Its around about this point that people begin to think I’m crazy (if they didn’t already). “So you’re telling me you’d rather do screen scraping than deal with an API?” – no, obviously not! My point is that screen scraping is not nearly as difficult and nowhere near as unreliable as it is made out to be. Moreover, the time to develop something that relies on commands you already know returning data you are already familiar with is much shorter than exploring a new API, or dealing with an API for new devices and falling back to screen scraping for others, etc.. Perhaps most importantly, nearly every device as a CLI, but many do not have modern API interfaces.

So… with all of that said… what do I think about all these APIs? I think that we should not be running away from the CLI. CLIs should however adapt and be modernized.

The most obvious path forward for a better network automation experience is that CLIs should simply be “wrappers” around the API (of whatever flavor) – this would unify the developer and operator experiences. If an operator can show a developer a command or set of commands or even a script (“scraping” the CLI) that achieves XYZ outcome, a developer can then very easily migrate from the CLI to using the “API”.

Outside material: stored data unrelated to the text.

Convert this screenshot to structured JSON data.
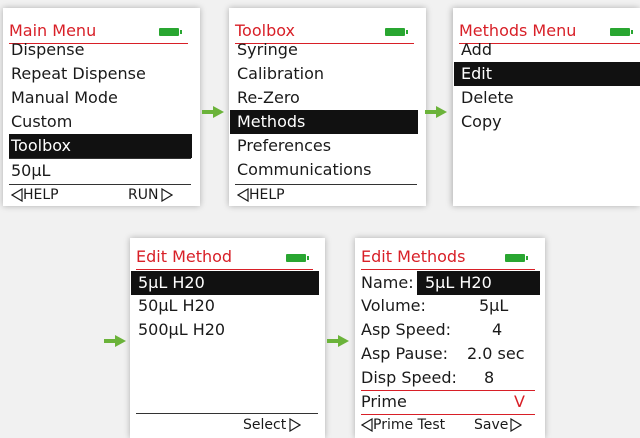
{
  "colors": {
    "accent": "#d81f27",
    "battery": "#29a631",
    "arrow": "#6bb33a",
    "selection": "#111111"
  },
  "main_menu": {
    "title": "Main Menu",
    "items": [
      "Dispense",
      "Repeat Dispense",
      "Manual Mode",
      "Custom",
      "Toolbox"
    ],
    "selected": "Toolbox",
    "volume": "50µL",
    "help_label": "HELP",
    "run_label": "RUN"
  },
  "toolbox": {
    "title": "Toolbox",
    "items": [
      "Syringe",
      "Calibration",
      "Re-Zero",
      "Methods",
      "Preferences",
      "Communications"
    ],
    "selected": "Methods",
    "help_label": "HELP"
  },
  "methods_menu": {
    "title": "Methods Menu",
    "items": [
      "Add",
      "Edit",
      "Delete",
      "Copy"
    ],
    "selected": "Edit"
  },
  "edit_method": {
    "title": "Edit Method",
    "items": [
      "5µL H20",
      "50µL H20",
      "500µL H20"
    ],
    "selected": "5µL H20",
    "select_label": "Select"
  },
  "edit_methods": {
    "title": "Edit Methods",
    "name_label": "Name:",
    "name_value": "5µL H20",
    "volume_label": "Volume:",
    "volume_value": "5µL",
    "asp_speed_label": "Asp Speed:",
    "asp_speed_value": "4",
    "asp_pause_label": "Asp Pause:",
    "asp_pause_value": "2.0 sec",
    "disp_speed_label": "Disp Speed:",
    "disp_speed_value": "8",
    "prime_label": "Prime",
    "prime_value": "V",
    "prime_test_label": "Prime Test",
    "save_label": "Save"
  }
}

In the end, while I don’t think that I will be changing anybodies opinion of screen scraping, or what constitutes an API; I do think that folks should take a step back and think about why an “API” is the only way forward. Why we are all continually echoing this sentiment – especially without any specificity of what that “API” should be? Again, of course a modern API is a good thing, but the CLI is, and will continue to be the lowest common denominator when it comes to ways to interact with a device. There is value in very short development cycle of automating what you already know (the CLI) – even if it is nothing more than a stop gap or a proof of concept before migrating to the more robust, more modern, HTTP or NETCONF/YANG API. So, let’s all be a little more accepting of our old reliable friend the CLI, and let it be just another option in the tool belt of modern network automation.